The authors noted that the debt increase resulted from a widening fiscal deficit triggered by a steep collapse in government revenues and a rise in public spending to support the country’s public health system and provide relief response to the pandemic.
They maintained that the recent debt surge “appears less worrisome” as its nature is different from earlier episodes of debt escalation arising from “sharp interest rate shocks, excessive external debt, buildup of hidden (non-budget) deficits, or a steady decline in the country’s tax effort”.
“[The recent debt increase] was driven by an exogenous (pandemic-induced) drop in output growth and a resultant rise in primary deficits as revenues temporarily collapsed and relief and recovery spending by government accelerated,” the authors explained.
Their projections also showed that the debt-to-GDP ratio will peak at 66.8 percent in 2023 and will start to decline to 66.4 percent in 2025 but “will remain manageable”.
There is also a “consensus view” in the government and private sectors that the country’s fiscal deficit will trend downwards, and interest-growth differentials will remain negative as GDP growth normalizes to pre-pandemic levels by 2022. This, according to the study, will generate “favorable conditions for debt reduction in the near to medium term”.
The authors noted that there is ample room for the government debt to decline given that “half of the accumulated debt during the height of the pandemic crisis consisted of cash buffers that were built up in the event of a prolonged pandemic.”

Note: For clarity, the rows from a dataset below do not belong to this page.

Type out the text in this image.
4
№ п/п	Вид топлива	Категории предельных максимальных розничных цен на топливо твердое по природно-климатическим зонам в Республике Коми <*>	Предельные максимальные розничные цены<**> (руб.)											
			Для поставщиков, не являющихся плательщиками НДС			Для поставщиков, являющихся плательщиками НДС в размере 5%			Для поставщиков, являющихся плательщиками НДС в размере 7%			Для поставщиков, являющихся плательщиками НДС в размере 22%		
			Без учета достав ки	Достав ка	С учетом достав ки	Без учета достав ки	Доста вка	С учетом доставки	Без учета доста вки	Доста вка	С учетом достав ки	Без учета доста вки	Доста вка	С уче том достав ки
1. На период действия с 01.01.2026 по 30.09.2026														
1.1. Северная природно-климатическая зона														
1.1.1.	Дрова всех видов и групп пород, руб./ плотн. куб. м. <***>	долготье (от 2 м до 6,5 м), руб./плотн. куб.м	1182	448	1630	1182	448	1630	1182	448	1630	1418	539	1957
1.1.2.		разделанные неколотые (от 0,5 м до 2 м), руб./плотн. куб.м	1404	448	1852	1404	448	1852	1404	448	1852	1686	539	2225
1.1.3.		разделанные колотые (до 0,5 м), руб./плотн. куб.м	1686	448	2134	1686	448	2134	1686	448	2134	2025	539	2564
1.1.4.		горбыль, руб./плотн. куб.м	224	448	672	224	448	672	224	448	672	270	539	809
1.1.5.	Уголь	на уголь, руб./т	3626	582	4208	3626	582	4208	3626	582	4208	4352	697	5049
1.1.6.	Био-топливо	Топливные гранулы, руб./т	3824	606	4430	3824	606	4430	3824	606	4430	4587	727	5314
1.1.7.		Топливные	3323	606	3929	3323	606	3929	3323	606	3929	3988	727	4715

However, computations for the fiscal gap over 10-, 20-, and 30-year time horizons showed that immediately returning to a pre-pandemic debt-to-GDP ratio of around 40 percent may not be feasible “given the large fiscal adjustments that this would involve”.
These fiscal adjustments would entail raising more revenues or reducing government spending, which, particularly for the latter, the authors caution against since government spending is needed to grow the economy, and the study provides evidence that there is still room for such fiscal stimulus.

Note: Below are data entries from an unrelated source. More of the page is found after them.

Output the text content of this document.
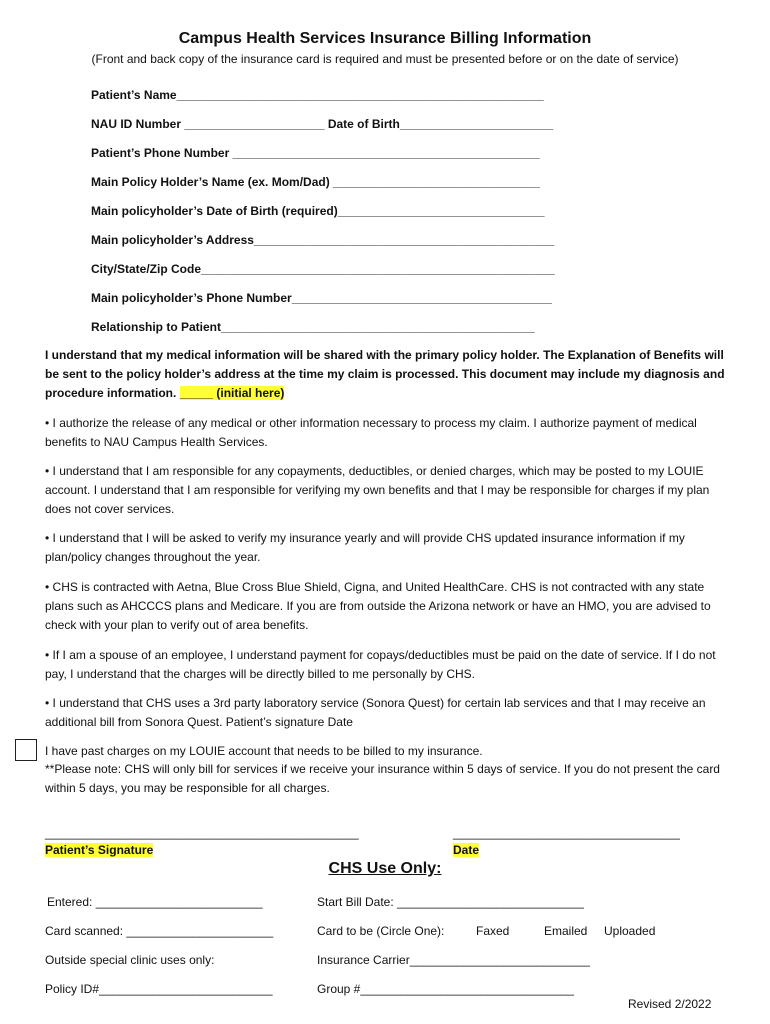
Campus Health Services Insurance Billing Information
(Front and back copy of the insurance card is required and must be presented before or on the date of service)
Patient’s Name_______________________________________________________
NAU ID Number _____________________ Date of Birth_______________________
Patient’s Phone Number ______________________________________________
Main Policy Holder’s Name (ex. Mom/Dad) _______________________________
Main policyholder’s Date of Birth (required)_______________________________
Main policyholder’s Address_____________________________________________
City/State/Zip Code_____________________________________________________
Main policyholder’s Phone Number_______________________________________
Relationship to Patient_______________________________________________
I understand that my medical information will be shared with the primary policy holder. The Explanation of Benefits will be sent to the policy holder’s address at the time my claim is processed. This document may include my diagnosis and procedure information. _____ (initial here)
• I authorize the release of any medical or other information necessary to process my claim. I authorize payment of medical benefits to NAU Campus Health Services.
• I understand that I am responsible for any copayments, deductibles, or denied charges, which may be posted to my LOUIE account. I understand that I am responsible for verifying my own benefits and that I may be responsible for charges if my plan does not cover services.
• I understand that I will be asked to verify my insurance yearly and will provide CHS updated insurance information if my plan/policy changes throughout the year.
• CHS is contracted with Aetna, Blue Cross Blue Shield, Cigna, and United HealthCare. CHS is not contracted with any state plans such as AHCCCS plans and Medicare. If you are from outside the Arizona network or have an HMO, you are advised to check with your plan to verify out of area benefits.
• If I am a spouse of an employee, I understand payment for copays/deductibles must be paid on the date of service. If I do not pay, I understand that the charges will be directly billed to me personally by CHS.
• I understand that CHS uses a 3rd party laboratory service (Sonora Quest) for certain lab services and that I may receive an additional bill from Sonora Quest. Patient’s signature Date
I have past charges on my LOUIE account that needs to be billed to my insurance.
**Please note: CHS will only bill for services if we receive your insurance within 5 days of service. If you do not present the card within 5 days, you may be responsible for all charges.
_______________________________________________	__________________________________
Patient’s Signature	Date
CHS Use Only:
Entered: _________________________	Start Bill Date: ____________________________
Card scanned: ______________________	Card to be (Circle One):	Faxed	Emailed Uploaded
Outside special clinic uses only:	Insurance Carrier___________________________
Policy ID#__________________________	Group #________________________________
Revised 2/2022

For instance, in their 10-year time horizon computation or by 2031, additional annual increases in the primary balance need to range from 1.4 to 3.4 percent of GDP, assuming that the government has reduced the primary deficit to its pre-pandemic level of 0.81 percent of GDP. Primary balance refers to the difference between government revenues and primary spending—the part of government spending used to provide goods and services.
For longer time horizons, only smaller increases in the primary balance are required—or around -0.1 to 1.9 percent for 2041 and -0.6 to 1.3 percent for 2051.
On a positive note, results also showed that the government has been responding to the rising indebtedness by improving its primary balances—a move that the authors say “indicates responsible fiscal policy” resulting in fiscal solvency.
“Governments in the ASEAN-5, including the Philippines, appear to be acting in ways that minimize the likelihood of a future debt crisis,” the authors pointed out, saying this helps signal to lenders that the government can manage its finances.
To further help the country ensure debt sustainability, the authors said fiscal policy reforms achieved over decades should be kept intact and that “major policy changes and reversals need to be carefully considered.”
Both national and local governments should also continue spending on infrastructure and human capital investments to support economic recovery and address pandemic impacts on workers and businesses.
The authors also underscored the need for a medium- to long-term fiscal consolidation plan to help prevent the government’s borrowing costs from rising.